Los resultados divulgados en diciembre pasado mostraron un descenso en las capacidades medidas respecto de la edición anterior de la prueba, en 2018. En matemáticas, 66% de los estudiantes dio cuenta de un bajo rendimiento, es decir, no tuvo capacidad de realizar cálculos elementales. En ciencias y comprensión de lectura, estuvo por debajo del nivel básico 51% y 47% de los alumnos, respectivamente.

En el conjunto, México quedó en el lugar 35 de los 37 países de la OCDE y en el 51 de los 81 países participantes.

Para los especialistas, esos resultados representaron un retroceso de dos décadas en materia educativa y la eliminación de los avances que se habían logrado en el periodo 2003-2009. Sin embargo, el presidente López Obrador descalificó la prueba, afirmando que se realiza con base en “parámetros que se crearon en el época del neoliberalismo”.

Por su parte, la SEP sostuvo que la prueba PISA no toma en cuenta “las condiciones en las que realizan su trabajo” los maestros.
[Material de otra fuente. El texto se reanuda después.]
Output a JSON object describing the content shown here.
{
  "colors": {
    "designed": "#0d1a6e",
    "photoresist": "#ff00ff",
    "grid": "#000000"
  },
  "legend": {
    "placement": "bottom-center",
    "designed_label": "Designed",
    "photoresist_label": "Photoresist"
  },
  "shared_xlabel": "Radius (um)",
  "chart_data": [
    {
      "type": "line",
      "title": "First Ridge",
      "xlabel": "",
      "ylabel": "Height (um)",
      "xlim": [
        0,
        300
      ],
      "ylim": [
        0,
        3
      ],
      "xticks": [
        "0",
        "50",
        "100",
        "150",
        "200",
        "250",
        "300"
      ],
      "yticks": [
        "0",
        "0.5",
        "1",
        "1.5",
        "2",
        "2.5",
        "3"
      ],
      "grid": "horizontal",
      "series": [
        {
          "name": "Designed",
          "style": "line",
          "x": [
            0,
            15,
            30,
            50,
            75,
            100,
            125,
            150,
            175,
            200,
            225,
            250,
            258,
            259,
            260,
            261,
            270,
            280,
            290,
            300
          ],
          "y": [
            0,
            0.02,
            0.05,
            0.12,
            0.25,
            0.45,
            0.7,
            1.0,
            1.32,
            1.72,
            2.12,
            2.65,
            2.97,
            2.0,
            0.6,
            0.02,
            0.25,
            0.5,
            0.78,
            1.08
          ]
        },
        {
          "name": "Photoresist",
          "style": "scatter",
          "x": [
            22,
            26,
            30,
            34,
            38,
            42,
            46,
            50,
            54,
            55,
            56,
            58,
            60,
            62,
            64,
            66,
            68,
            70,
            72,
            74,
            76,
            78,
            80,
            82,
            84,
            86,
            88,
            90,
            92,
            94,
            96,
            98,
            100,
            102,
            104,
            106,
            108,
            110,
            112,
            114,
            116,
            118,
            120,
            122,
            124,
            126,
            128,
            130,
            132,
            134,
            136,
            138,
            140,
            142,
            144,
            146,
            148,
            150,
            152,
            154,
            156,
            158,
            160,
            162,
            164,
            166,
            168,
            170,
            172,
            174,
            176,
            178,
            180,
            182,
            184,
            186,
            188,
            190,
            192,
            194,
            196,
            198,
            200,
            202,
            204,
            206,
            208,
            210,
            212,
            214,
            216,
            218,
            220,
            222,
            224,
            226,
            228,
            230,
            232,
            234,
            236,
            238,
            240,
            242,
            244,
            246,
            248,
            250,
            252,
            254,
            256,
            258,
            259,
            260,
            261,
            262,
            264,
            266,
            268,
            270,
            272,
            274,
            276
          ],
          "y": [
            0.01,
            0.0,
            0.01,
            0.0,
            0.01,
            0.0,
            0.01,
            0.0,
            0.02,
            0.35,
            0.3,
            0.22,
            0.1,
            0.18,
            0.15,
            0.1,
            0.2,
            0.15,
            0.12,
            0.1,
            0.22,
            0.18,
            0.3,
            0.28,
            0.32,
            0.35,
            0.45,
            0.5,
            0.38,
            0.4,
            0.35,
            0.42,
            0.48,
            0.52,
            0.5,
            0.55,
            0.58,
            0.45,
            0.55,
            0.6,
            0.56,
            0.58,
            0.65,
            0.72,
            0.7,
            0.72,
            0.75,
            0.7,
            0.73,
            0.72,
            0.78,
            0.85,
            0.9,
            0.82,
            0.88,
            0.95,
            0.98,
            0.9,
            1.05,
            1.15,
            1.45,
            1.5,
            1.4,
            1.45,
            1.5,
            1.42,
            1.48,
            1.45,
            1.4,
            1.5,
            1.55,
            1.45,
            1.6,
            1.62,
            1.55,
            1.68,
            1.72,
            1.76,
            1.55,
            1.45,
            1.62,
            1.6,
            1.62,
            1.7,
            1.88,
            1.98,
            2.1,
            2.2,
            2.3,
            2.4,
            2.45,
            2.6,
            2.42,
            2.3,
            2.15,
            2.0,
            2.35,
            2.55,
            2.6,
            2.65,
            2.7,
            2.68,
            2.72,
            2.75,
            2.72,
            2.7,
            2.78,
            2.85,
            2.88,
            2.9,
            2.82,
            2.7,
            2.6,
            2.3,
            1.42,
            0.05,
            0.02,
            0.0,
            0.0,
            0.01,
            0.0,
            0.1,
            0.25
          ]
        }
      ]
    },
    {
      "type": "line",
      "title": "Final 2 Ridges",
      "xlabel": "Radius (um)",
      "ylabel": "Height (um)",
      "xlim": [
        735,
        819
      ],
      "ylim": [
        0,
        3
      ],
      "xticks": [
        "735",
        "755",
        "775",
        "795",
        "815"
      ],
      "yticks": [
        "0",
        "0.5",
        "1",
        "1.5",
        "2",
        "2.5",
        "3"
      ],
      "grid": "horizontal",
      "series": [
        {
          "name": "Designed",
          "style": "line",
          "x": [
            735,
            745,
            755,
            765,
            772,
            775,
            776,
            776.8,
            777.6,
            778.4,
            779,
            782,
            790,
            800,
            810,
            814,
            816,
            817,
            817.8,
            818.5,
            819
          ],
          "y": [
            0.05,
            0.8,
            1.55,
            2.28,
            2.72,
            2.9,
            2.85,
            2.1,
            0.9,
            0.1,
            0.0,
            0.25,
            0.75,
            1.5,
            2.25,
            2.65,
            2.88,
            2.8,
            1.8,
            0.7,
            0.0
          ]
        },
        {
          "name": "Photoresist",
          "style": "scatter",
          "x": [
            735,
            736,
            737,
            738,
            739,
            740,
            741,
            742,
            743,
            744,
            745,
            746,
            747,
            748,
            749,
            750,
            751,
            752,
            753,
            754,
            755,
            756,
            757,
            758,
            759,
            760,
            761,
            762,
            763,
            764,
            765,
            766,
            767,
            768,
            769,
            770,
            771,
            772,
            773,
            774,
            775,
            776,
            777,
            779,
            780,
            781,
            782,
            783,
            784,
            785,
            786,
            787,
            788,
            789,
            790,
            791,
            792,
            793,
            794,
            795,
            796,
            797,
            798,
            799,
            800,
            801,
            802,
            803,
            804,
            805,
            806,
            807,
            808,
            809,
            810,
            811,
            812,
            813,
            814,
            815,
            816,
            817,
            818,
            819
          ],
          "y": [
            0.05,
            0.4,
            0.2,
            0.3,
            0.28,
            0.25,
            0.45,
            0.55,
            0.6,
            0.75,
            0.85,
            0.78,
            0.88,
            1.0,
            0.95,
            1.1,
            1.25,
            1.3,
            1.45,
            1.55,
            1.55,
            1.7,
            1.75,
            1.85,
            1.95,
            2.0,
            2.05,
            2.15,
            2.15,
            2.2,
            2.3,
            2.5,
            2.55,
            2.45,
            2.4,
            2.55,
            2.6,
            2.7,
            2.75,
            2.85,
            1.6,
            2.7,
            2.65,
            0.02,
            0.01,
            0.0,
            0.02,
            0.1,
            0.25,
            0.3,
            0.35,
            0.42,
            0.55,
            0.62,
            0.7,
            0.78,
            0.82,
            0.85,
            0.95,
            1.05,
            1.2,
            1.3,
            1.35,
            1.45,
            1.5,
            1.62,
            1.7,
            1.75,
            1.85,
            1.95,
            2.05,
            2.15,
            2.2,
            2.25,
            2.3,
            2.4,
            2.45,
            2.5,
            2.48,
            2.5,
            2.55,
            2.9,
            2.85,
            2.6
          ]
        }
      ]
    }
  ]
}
Sin embargo, en otros países que también salieron mal en el examen hubo reacciones distintas. “No se trata de ponernos a llorar, sino ver qué podemos construir para que pueda cambiar”, dijo el presidente colombiano Gustavo Petro, quien es ideológicamente afín a López Obrador, en una conferencia de prensa para comentar los resultados.

Considerando el desdén que tuvo hacia la prueba, no sería raro que el gobierno mexicano prescindiera de ella –de hecho, México sería el primer país en salirse de PISA– y, como ha hecho otras veces, entierre la cabeza en la arena y niegue lo que está haciendo mal.

El problema es que aquí no se trata sólo de su imagen, sino del futuro de muchas generaciones de mexicanos, ligado inexorablemente a la calidad de la educación que se imparte.

BUSCAPIÉS

*Además de las confrontaciones de antología entre sus integrantes –con lenguaje vulgar incluido– y el sometimiento de la mayoría oficialista a los dictados del Ejecutivo, la Legislatura del Senado que terminó ayer pasará a la historia por haber desacatado una orden judicial para nombrar a los comisionados faltantes del Inai. 

*Sólo en un país que ha normalizado la violencia puede entenderse que la sociedad suspire de alivio al enterarse que alguien ha sido víctima de la delincuencia común y no del crimen organizado, y juzgue con menos severidad un “secuestro exprés” que una privación de la libertad que se realiza a cambio de un rescate.

*En el fondo, no defienden a Pemex porque creen que la soberanía nacional depende de esa máquina engullidora de recursos públicos, en la que se han malgastado durante este sexenio 1.7 billones de pesos para mantenerla apenas a flote. En realidad, la defienden porque les permite realizar jugosos negocios personales, cuando no pedestres raterías.